Ban on Medical Marijuana Dispensaries Incompatible With State Law

Reading Town Meeting voted to prohibit medical marijuana dispensaries from coming to town, but the Attorney General does not approve.

On Wednesday, Attorney General Martha Coakley ruled that towns in this state, including Reading, cannot ban medical marijuana dispensaries, according to BostonHerald.com. Towns can, however, use zoning rules to keep dispensaries in a certain area.

Even though Reading voters supported the ballot question on election day by just under 60 percent, Reading Town Meeting voted 113-39 last November to prohibit any future medical marijuana treatment center from opening in town.

The town will have to rethink that strategy.

According to Wakefield Patch, Coakley ruled that a zoning ban on medical marijuana dispensaries approved at their Town Meeting last year conflicts with state law.

"The (law's) legislative purpose could not be served if a municipality could prohibit treatment centers within its borders, for if one municipality could do so, presumably all could do so," Coakley wrote in her decision to reject the Wakefield bylaw.

Health Director for Reading, Melrose and Wakefield Ruth Clay said that Reading and Wakefield will now look at other options, including a temporary moratorium, according to the BostonHerald.com article.

"We were never morally opposed to medical marijuana. We were very concerned about how (the ballot question) was written, with a lot of opportunity for abuse," Clay said.

Coakley did approve a bylaw adopted in Burlington that places a moratorium on dispensaries, according to BostonHerald.com, similar to the one recently proposed in North Reading that would temporarily prevent anyone from licensing a dispensary in town.

Reading Town Manager Peter Hechenbleikner said he was disappointed in Coakley's decision.

"I understand the Attorney General’s opinion, but the town has felt that it is appropriate to regulate and/or prohibit these dispensaries under the town’s zoning powers, just as we regulate other uses throughout the community," he said.

He noted that the town has other options, including:

  • Appeal the decision
  • Not regulate dispensaries
  • Impose a moratorium for a year
  • Regulate dispensaries by controlling what zoning districts they are permitted in

"We will have to have a discussion among all stakeholders within the next few weeks and determine how the community wants to proceed," Hechenbleikner said.

Charles March 15, 2013 at 12:25 PM
Here is a thought - maybe get the language cleared by the AG ahead of time????? June 1st can't come quick enough.
SBZZ March 15, 2013 at 12:38 PM
It is a prudent thing that the Atty.
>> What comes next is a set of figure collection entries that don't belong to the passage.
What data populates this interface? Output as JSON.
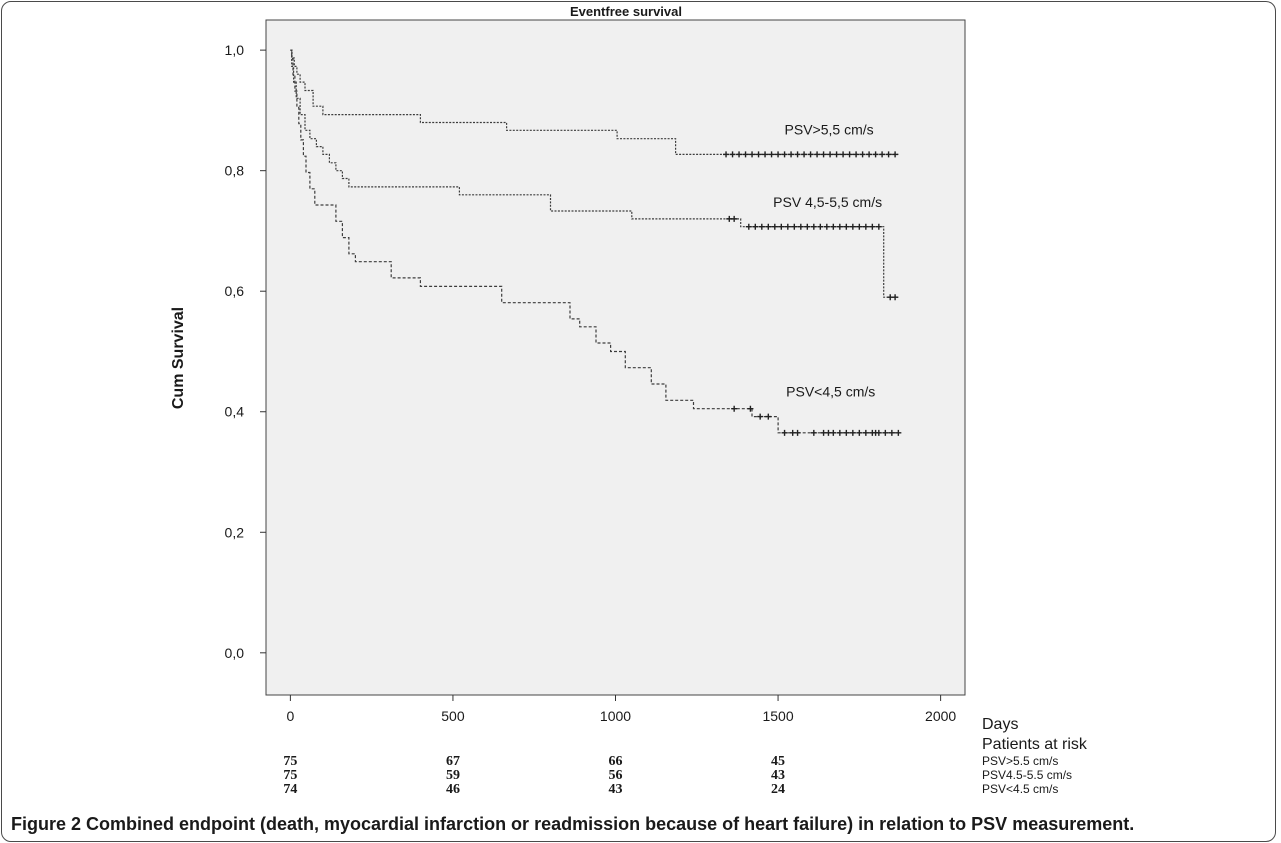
{
  "figure": {
    "label": "Figure 2",
    "caption": "Combined endpoint (death, myocardial infarction or readmission because of heart failure) in relation to PSV measurement."
  },
  "chart_data": {
    "type": "line",
    "title": "Eventfree survival",
    "ylabel": "Cum Survival",
    "xlabel": "Days",
    "xlim": [
      -75,
      2075
    ],
    "ylim": [
      -0.07,
      1.05
    ],
    "xticks": [
      0,
      500,
      1000,
      1500,
      2000
    ],
    "yticks": [
      0.0,
      0.2,
      0.4,
      0.6,
      0.8,
      1.0
    ],
    "ytick_labels": [
      "0,0",
      "0,2",
      "0,4",
      "0,6",
      "0,8",
      "1,0"
    ],
    "grid": false,
    "series": [
      {
        "name": "PSV>5,5 cm/s",
        "steps": [
          [
            0,
            1.0
          ],
          [
            5,
            0.987
          ],
          [
            12,
            0.973
          ],
          [
            20,
            0.96
          ],
          [
            30,
            0.947
          ],
          [
            45,
            0.933
          ],
          [
            70,
            0.907
          ],
          [
            100,
            0.893
          ],
          [
            400,
            0.88
          ],
          [
            665,
            0.867
          ],
          [
            1005,
            0.853
          ],
          [
            1185,
            0.827
          ],
          [
            1870,
            0.827
          ]
        ],
        "censored": [
          1340,
          1360,
          1380,
          1400,
          1420,
          1440,
          1460,
          1480,
          1500,
          1520,
          1540,
          1560,
          1580,
          1600,
          1620,
          1640,
          1660,
          1680,
          1700,
          1720,
          1740,
          1760,
          1780,
          1800,
          1820,
          1840,
          1860
        ]
      },
      {
        "name": "PSV 4,5-5,5 cm/s",
        "steps": [
          [
            0,
            1.0
          ],
          [
            4,
            0.973
          ],
          [
            10,
            0.947
          ],
          [
            18,
            0.92
          ],
          [
            30,
            0.893
          ],
          [
            45,
            0.867
          ],
          [
            60,
            0.853
          ],
          [
            80,
            0.84
          ],
          [
            100,
            0.827
          ],
          [
            120,
            0.813
          ],
          [
            140,
            0.8
          ],
          [
            160,
            0.787
          ],
          [
            180,
            0.773
          ],
          [
            520,
            0.76
          ],
          [
            800,
            0.733
          ],
          [
            1050,
            0.72
          ],
          [
            1385,
            0.707
          ],
          [
            1825,
            0.59
          ],
          [
            1870,
            0.59
          ]
        ],
        "censored": [
          1350,
          1365,
          1410,
          1430,
          1450,
          1470,
          1490,
          1510,
          1530,
          1550,
          1570,
          1590,
          1610,
          1630,
          1650,
          1670,
          1690,
          1710,
          1730,
          1750,
          1770,
          1790,
          1810,
          1845,
          1860
        ]
      },
      {
        "name": "PSV<4,5 cm/s",
        "steps": [
          [
            0,
            1.0
          ],
          [
            4,
            0.986
          ],
          [
            8,
            0.959
          ],
          [
            14,
            0.932
          ],
          [
            20,
            0.905
          ],
          [
            26,
            0.878
          ],
          [
            32,
            0.851
          ],
          [
            40,
            0.824
          ],
          [
            48,
            0.797
          ],
          [
            60,
            0.77
          ],
          [
            75,
            0.743
          ],
          [
            140,
            0.716
          ],
          [
            160,
            0.689
          ],
          [
            180,
            0.662
          ],
          [
            200,
            0.649
          ],
          [
            310,
            0.622
          ],
          [
            400,
            0.608
          ],
          [
            650,
            0.581
          ],
          [
            860,
            0.554
          ],
          [
            890,
            0.541
          ],
          [
            940,
            0.514
          ],
          [
            985,
            0.5
          ],
          [
            1030,
            0.473
          ],
          [
            1110,
            0.446
          ],
          [
            1155,
            0.419
          ],
          [
            1240,
            0.405
          ],
          [
            1420,
            0.392
          ],
          [
            1500,
            0.365
          ],
          [
            1870,
            0.365
          ]
        ],
        "censored": [
          1365,
          1415,
          1445,
          1470,
          1520,
          1545,
          1560,
          1610,
          1640,
          1655,
          1670,
          1690,
          1710,
          1730,
          1750,
          1770,
          1790,
          1800,
          1810,
          1830,
          1850,
          1870
        ]
      }
    ],
    "annotations": [
      {
        "text": "PSV>5,5 cm/s",
        "x": 1520,
        "y": 0.86
      },
      {
        "text": "PSV 4,5-5,5 cm/s",
        "x": 1485,
        "y": 0.74
      },
      {
        "text": "PSV<4,5 cm/s",
        "x": 1525,
        "y": 0.425
      }
    ],
    "risk_table": {
      "header": "Patients at risk",
      "timepoints": [
        0,
        500,
        1000,
        1500
      ],
      "rows": [
        {
          "label": "PSV>5.5 cm/s",
          "values": [
            "75",
            "67",
            "66",
            "45"
          ]
        },
        {
          "label": "PSV4.5-5.5 cm/s",
          "values": [
            "75",
            "59",
            "56",
            "43"
          ]
        },
        {
          "label": "PSV<4.5 cm/s",
          "values": [
            "74",
            "46",
            "43",
            "24"
          ]
        }
      ]
    },
    "colors": {
      "plot_bg": "#f0f0f0",
      "line": "#3c3c3c",
      "axis": "#333333"
    }
  }
}
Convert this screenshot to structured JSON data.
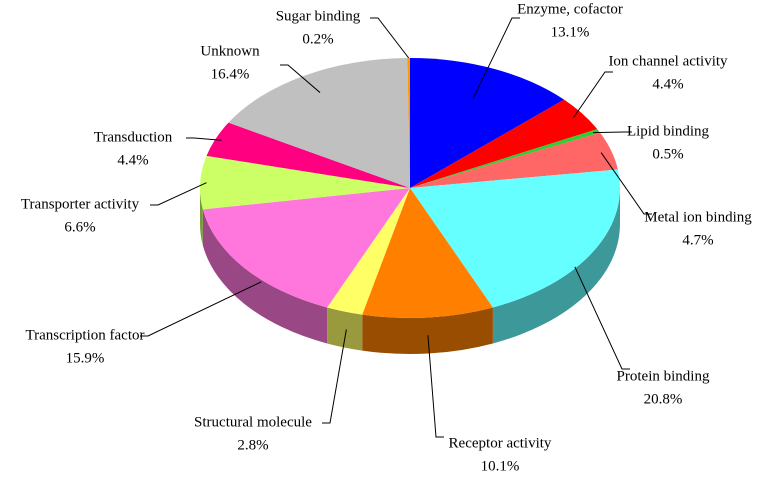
{
  "chart_data": {
    "type": "pie3d",
    "categories": [
      "Enzyme, cofactor",
      "Ion channel activity",
      "Lipid binding",
      "Metal ion binding",
      "Protein binding",
      "Receptor activity",
      "Structural molecule",
      "Transcription factor",
      "Transporter activity",
      "Transduction",
      "Unknown",
      "Sugar binding"
    ],
    "values": [
      13.1,
      4.4,
      0.5,
      4.7,
      20.8,
      10.1,
      2.8,
      15.9,
      6.6,
      4.4,
      16.4,
      0.2
    ],
    "value_labels": [
      "13.1%",
      "4.4%",
      "0.5%",
      "4.7%",
      "20.8%",
      "10.1%",
      "2.8%",
      "15.9%",
      "6.6%",
      "4.4%",
      "16.4%",
      "0.2%"
    ],
    "colors": [
      "#0000ff",
      "#ff0000",
      "#33cc33",
      "#ff6666",
      "#66ffff",
      "#ff8000",
      "#ffff66",
      "#ff77dd",
      "#ccff66",
      "#ff0080",
      "#c0c0c0",
      "#ff9900"
    ]
  }
}
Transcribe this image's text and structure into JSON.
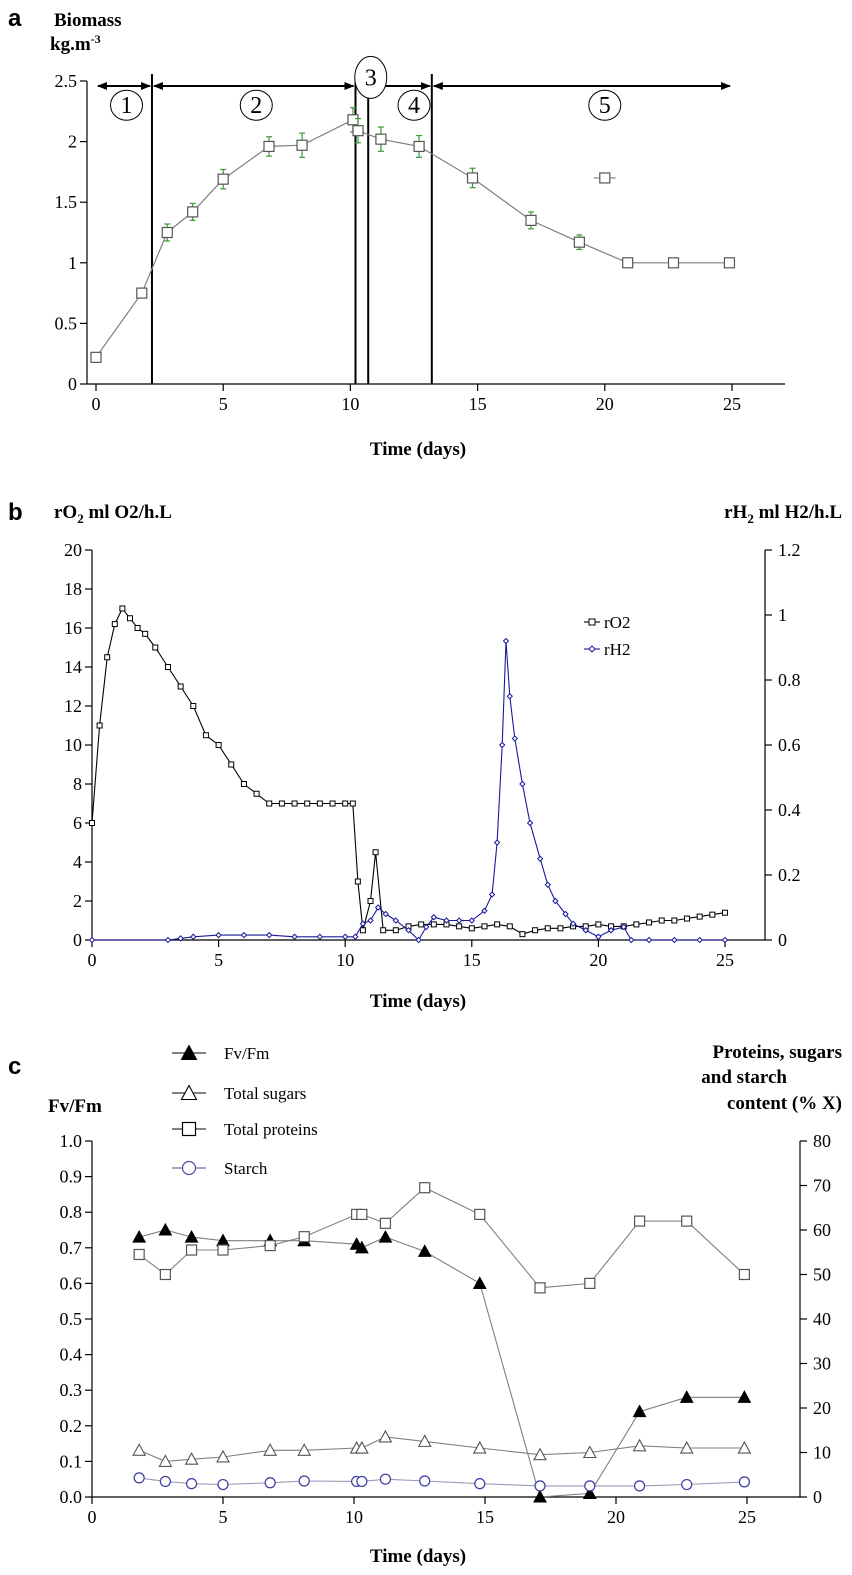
{
  "colors": {
    "axis": "#000000",
    "series_line": "#7f7f7f",
    "error_bar": "#3a9a3a",
    "rH2": "#1a1a9a",
    "starch": "#3a3aa0",
    "marker_stroke": "#555555"
  },
  "chart_data": [
    {
      "panel": "a",
      "type": "line",
      "ylabel": "Biomass",
      "ylabel_unit": "kg.m",
      "ylabel_unit_sup": "-3",
      "xlabel": "Time (days)",
      "xlim": [
        0,
        25
      ],
      "ylim": [
        0,
        2.5
      ],
      "xticks": [
        0,
        5,
        10,
        15,
        20,
        25
      ],
      "yticks": [
        0,
        0.5,
        1,
        1.5,
        2,
        2.5
      ],
      "series": [
        {
          "marker": "open-square",
          "x": [
            0,
            1.8,
            2.8,
            3.8,
            5,
            6.8,
            8.1,
            10.1,
            10.3,
            11.2,
            12.7,
            14.8,
            17.1,
            19,
            20.9,
            22.7,
            24.9
          ],
          "y": [
            0.22,
            0.75,
            1.25,
            1.42,
            1.69,
            1.96,
            1.97,
            2.18,
            2.09,
            2.02,
            1.96,
            1.7,
            1.35,
            1.17,
            1.0,
            1.0,
            1.0
          ],
          "error": [
            0,
            0,
            0.07,
            0.07,
            0.08,
            0.08,
            0.1,
            0.1,
            0.1,
            0.1,
            0.09,
            0.08,
            0.07,
            0.06,
            0.03,
            0.03,
            0.03
          ]
        }
      ],
      "extra_point": {
        "x": 20,
        "y": 1.7
      },
      "phase_boundaries": [
        2.2,
        10.2,
        10.7,
        13.2
      ],
      "phase_span": [
        0,
        25
      ],
      "phases": [
        {
          "label": "1",
          "x": 1.2,
          "y": 2.3
        },
        {
          "label": "2",
          "x": 6.3,
          "y": 2.3
        },
        {
          "label": "3",
          "x": 10.8,
          "y": 2.53
        },
        {
          "label": "4",
          "x": 12.5,
          "y": 2.3
        },
        {
          "label": "5",
          "x": 20,
          "y": 2.3
        }
      ]
    },
    {
      "panel": "b",
      "type": "line",
      "ylabel_left": "rO",
      "ylabel_left_sub": "2",
      "ylabel_left_unit": " ml O2/h.L",
      "ylabel_right": "rH",
      "ylabel_right_sub": "2",
      "ylabel_right_unit": " ml H2/h.L",
      "xlabel": "Time (days)",
      "xlim": [
        0,
        25
      ],
      "ylim_left": [
        0,
        20
      ],
      "ylim_right": [
        0,
        1.2
      ],
      "xticks": [
        0,
        5,
        10,
        15,
        20,
        25
      ],
      "yticks_left": [
        0,
        2,
        4,
        6,
        8,
        10,
        12,
        14,
        16,
        18,
        20
      ],
      "yticks_right": [
        0,
        0.2,
        0.4,
        0.6,
        0.8,
        1,
        1.2
      ],
      "series": [
        {
          "name": "rO2",
          "axis": "left",
          "x": [
            0,
            0.3,
            0.6,
            0.9,
            1.2,
            1.5,
            1.8,
            2.1,
            2.5,
            3.0,
            3.5,
            4.0,
            4.5,
            5.0,
            5.5,
            6.0,
            6.5,
            7.0,
            7.5,
            8.0,
            8.5,
            9.0,
            9.5,
            10.0,
            10.3,
            10.5,
            10.7,
            11.0,
            11.2,
            11.5,
            12.0,
            12.5,
            13.0,
            13.5,
            14.0,
            14.5,
            15.0,
            15.5,
            16.0,
            16.5,
            17.0,
            17.5,
            18.0,
            18.5,
            19.0,
            19.5,
            20.0,
            20.5,
            21.0,
            21.5,
            22.0,
            22.5,
            23.0,
            23.5,
            24.0,
            24.5,
            25.0
          ],
          "y": [
            6,
            11,
            14.5,
            16.2,
            17,
            16.5,
            16,
            15.7,
            15,
            14,
            13,
            12,
            10.5,
            10,
            9,
            8,
            7.5,
            7,
            7,
            7,
            7,
            7,
            7,
            7,
            7,
            3,
            0.5,
            2,
            4.5,
            0.5,
            0.5,
            0.7,
            0.8,
            0.8,
            0.8,
            0.7,
            0.6,
            0.7,
            0.8,
            0.7,
            0.3,
            0.5,
            0.6,
            0.6,
            0.7,
            0.7,
            0.8,
            0.7,
            0.7,
            0.8,
            0.9,
            1.0,
            1.0,
            1.1,
            1.2,
            1.3,
            1.4
          ]
        },
        {
          "name": "rH2",
          "axis": "right",
          "x": [
            0,
            3,
            3.5,
            4,
            5,
            6,
            7,
            8,
            9,
            10,
            10.4,
            10.7,
            11,
            11.3,
            11.6,
            12,
            12.5,
            12.9,
            13.2,
            13.5,
            14,
            14.5,
            15,
            15.5,
            15.8,
            16,
            16.2,
            16.35,
            16.5,
            16.7,
            17,
            17.3,
            17.7,
            18,
            18.3,
            18.7,
            19,
            19.5,
            20,
            20.5,
            21,
            21.3,
            22,
            23,
            24,
            25
          ],
          "y": [
            0,
            0,
            0.005,
            0.01,
            0.015,
            0.015,
            0.015,
            0.01,
            0.01,
            0.01,
            0.01,
            0.05,
            0.06,
            0.1,
            0.08,
            0.06,
            0.03,
            0,
            0.04,
            0.07,
            0.06,
            0.06,
            0.06,
            0.09,
            0.14,
            0.3,
            0.6,
            0.92,
            0.75,
            0.62,
            0.48,
            0.36,
            0.25,
            0.17,
            0.12,
            0.08,
            0.05,
            0.03,
            0.01,
            0.03,
            0.04,
            0,
            0,
            0,
            0,
            0
          ]
        }
      ]
    },
    {
      "panel": "c",
      "type": "line",
      "ylabel_left": "Fv/Fm",
      "ylabel_right_lines": [
        "Proteins, sugars",
        "and starch",
        "content (%   X)"
      ],
      "xlabel": "Time (days)",
      "xlim": [
        0,
        25
      ],
      "ylim_left": [
        0,
        1.0
      ],
      "ylim_right": [
        0,
        80
      ],
      "xticks": [
        0,
        5,
        10,
        15,
        20,
        25
      ],
      "yticks_left": [
        "0.0",
        "0.1",
        "0.2",
        "0.3",
        "0.4",
        "0.5",
        "0.6",
        "0.7",
        "0.8",
        "0.9",
        "1.0"
      ],
      "yticks_right": [
        0,
        10,
        20,
        30,
        40,
        50,
        60,
        70,
        80
      ],
      "x": [
        1.8,
        2.8,
        3.8,
        5,
        6.8,
        8.1,
        10.1,
        10.3,
        11.2,
        12.7,
        14.8,
        17.1,
        19,
        20.9,
        22.7,
        24.9
      ],
      "series": [
        {
          "name": "Fv/Fm",
          "axis": "left",
          "marker": "filled-triangle",
          "values": [
            0.73,
            0.75,
            0.73,
            0.72,
            0.72,
            0.72,
            0.71,
            0.7,
            0.73,
            0.69,
            0.6,
            0.0,
            0.01,
            0.24,
            0.28,
            0.28
          ]
        },
        {
          "name": "Total sugars",
          "axis": "right",
          "marker": "open-triangle",
          "values": [
            10.5,
            8,
            8.5,
            9,
            10.5,
            10.5,
            11,
            11,
            13.5,
            12.5,
            11,
            9.5,
            10,
            11.5,
            11,
            11
          ]
        },
        {
          "name": "Total proteins",
          "axis": "right",
          "marker": "open-square",
          "values": [
            54.5,
            50,
            55.5,
            55.5,
            56.5,
            58.5,
            63.5,
            63.5,
            61.5,
            69.5,
            63.5,
            47,
            48,
            62,
            62,
            50
          ]
        },
        {
          "name": "Starch",
          "axis": "right",
          "marker": "open-circle",
          "values": [
            4.3,
            3.5,
            3,
            2.8,
            3.2,
            3.6,
            3.5,
            3.5,
            4,
            3.6,
            3,
            2.5,
            2.5,
            2.5,
            2.8,
            3.4
          ]
        }
      ]
    }
  ]
}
General does not allow cities and towns to ban 'certain' legitimate businesses. To make medical marijuana unavailable, is to mitigate the purpose of the law that passed by a large majority of the voters.
highflyer March 15, 2013 at 02:14 PM
We certainly could use the tax revenue from one of these dispensaries. There are quite a few projects around town that could use the revenue, but why would we want to do that when they can just raise our taxes.
Rob March 15, 2013 at 03:04 PM
I think we were very hypocritcal voting overwhelmingly to legalize it, but then voting to ban it in Reading. But it does bring up an interesting point. If a town can ban Alcohol (there are dry towns in MA) or bottled water, then why couldn't they ban Marijuana sales? All are legal products.
Karl Weld March 15, 2013 at 03:43 PM
Electronic billboards are a certain legitimate business that state law allows as well, but that didn't stop Reading from prohibiting those either. The AG is not applying the law in a very consistent manner. BTW, I bring this up as another example, not to rehash the debate.
Sean March 15, 2013 at 04:52 PM
How about paying attention to Federal laws. Marijuana and Illegal aliens are fine in Massachusetts?
highflyer March 15, 2013 at 06:39 PM
Sean, a lot of people in our country like the idea of States' rights.
Ron Powell March 16, 2013 at 05:10 AM
Rehash the debate. I see what you did there. Karl, in her ruling, the Attorney General stated that the outright ban conflicted with the statute, which ensures reasonable access to marijuana treatment centers. There is no corresponding statute which ensures reasonable access to electronic billboards. Reading did not "ban" electronic billboards -- the one on Walkers Brook Drive is still there. Your link between the billboard issue on West Street and medical marijuana dispensaries is very tenuous.
Laura Savage-Carr March 17, 2013 at 04:52 PM
There's always the "dispensary" up on Oakland Road.